I don't really accept this. I agree that there is only one reason anyone can be a fundamentalist Christian (or other religion) and that is they are close minded - there's just no other reason to believe stories which are obviously untrue. But I have never met anyone who is an atheist because of fundamentalist beliefs. People become atheists because they don't want to accept a belief system unless there is evidence for it. Atheism isn't based on emotion - its hard to be emotional about not believing in a god.

He then goes on to discuss what sort of god people should believe in. He appears to reject conventional notions as belonging to the category of beliefs we have as children, but he doesn't take the argument to its logical end and say we should reject the idea of god completely. Instead he falls into the trap of defining god in vague terms such as this one from theologian Lloyd Geering: "a verbal symbol inherited from our mythological past, a human concept we have created and used to find and express meaning in our collective and individual experience."

But why create a god of this type where any meaning has become so blurred and subject to individual interpretation that it really has no meaning at all. Would it not be more honest just to say "there is no god" and use more objective concepts to find meaning in our lives? Why not use principals from politics, sociology, psychology, social evolution, and statistics to determine what's right and what's wrong. There is too much history in the concept of god for it to be a useful vehicle for any form of moral discussion or philosophical theorising, in my opinion.

When we grow up we reject childish notions such as Santa Claus, but we don't just change the myth into a new form, we change our world view completely. That's what religious people need to do when they finally grow up and realise their religion is totally fake.


Comment 1 (268) by Anon on 2006-10-17 at 18:26:22:

The main concern is that religions occur because (besides many things) we want to find out why we're alive, what purpose we serve, etc., while in reality, we're just alive for no reason.

Believing a higher power that "made" us gives people a sense of being born for a reason, which is understandable back then, but nowadays we're far too intelligent for such thing, as there's no reason for us to be alive, we're just alive because the Earth is just precisely in the right distance with the Sun, a couple miles backward, it's too cold, a couple miles forward, it's too hot.

Comment 2 (269) by OJB on 2006-10-17 at 18:27:45:

Yes, people who have grown up shouldn't need to seek meaning in mythology.
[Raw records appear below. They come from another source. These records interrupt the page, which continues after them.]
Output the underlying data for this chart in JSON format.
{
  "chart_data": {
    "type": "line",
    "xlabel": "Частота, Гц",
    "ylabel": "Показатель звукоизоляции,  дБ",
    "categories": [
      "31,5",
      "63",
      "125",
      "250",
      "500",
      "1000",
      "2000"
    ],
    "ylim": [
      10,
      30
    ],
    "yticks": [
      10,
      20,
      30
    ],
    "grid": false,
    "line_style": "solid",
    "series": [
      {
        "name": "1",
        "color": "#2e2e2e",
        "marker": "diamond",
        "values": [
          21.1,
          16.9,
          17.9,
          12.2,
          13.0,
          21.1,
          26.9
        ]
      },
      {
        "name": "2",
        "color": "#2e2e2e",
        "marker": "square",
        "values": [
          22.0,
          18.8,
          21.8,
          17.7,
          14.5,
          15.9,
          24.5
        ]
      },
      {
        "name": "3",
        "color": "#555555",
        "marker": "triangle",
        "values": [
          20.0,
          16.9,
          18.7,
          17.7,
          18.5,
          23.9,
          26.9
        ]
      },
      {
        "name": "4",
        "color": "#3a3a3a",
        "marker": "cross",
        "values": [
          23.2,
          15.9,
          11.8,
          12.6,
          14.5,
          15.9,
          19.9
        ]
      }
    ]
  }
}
They should have the intellectual courage to look at things the way they really are. Relying on mythology to shape your world view creates distortions in the way some groups act. For example, some Christians don't want to tackle long term environmental issues because they believe the end of the world isn't far away!

Your comment about the orbit of the Earth is partly right. It would be possible for life to exist in a wider band than you have suggested (assuming other factors don't intervene) but it would need different adaptations than life on Earth has if it was going to be in conditions which are too much hotter or colder.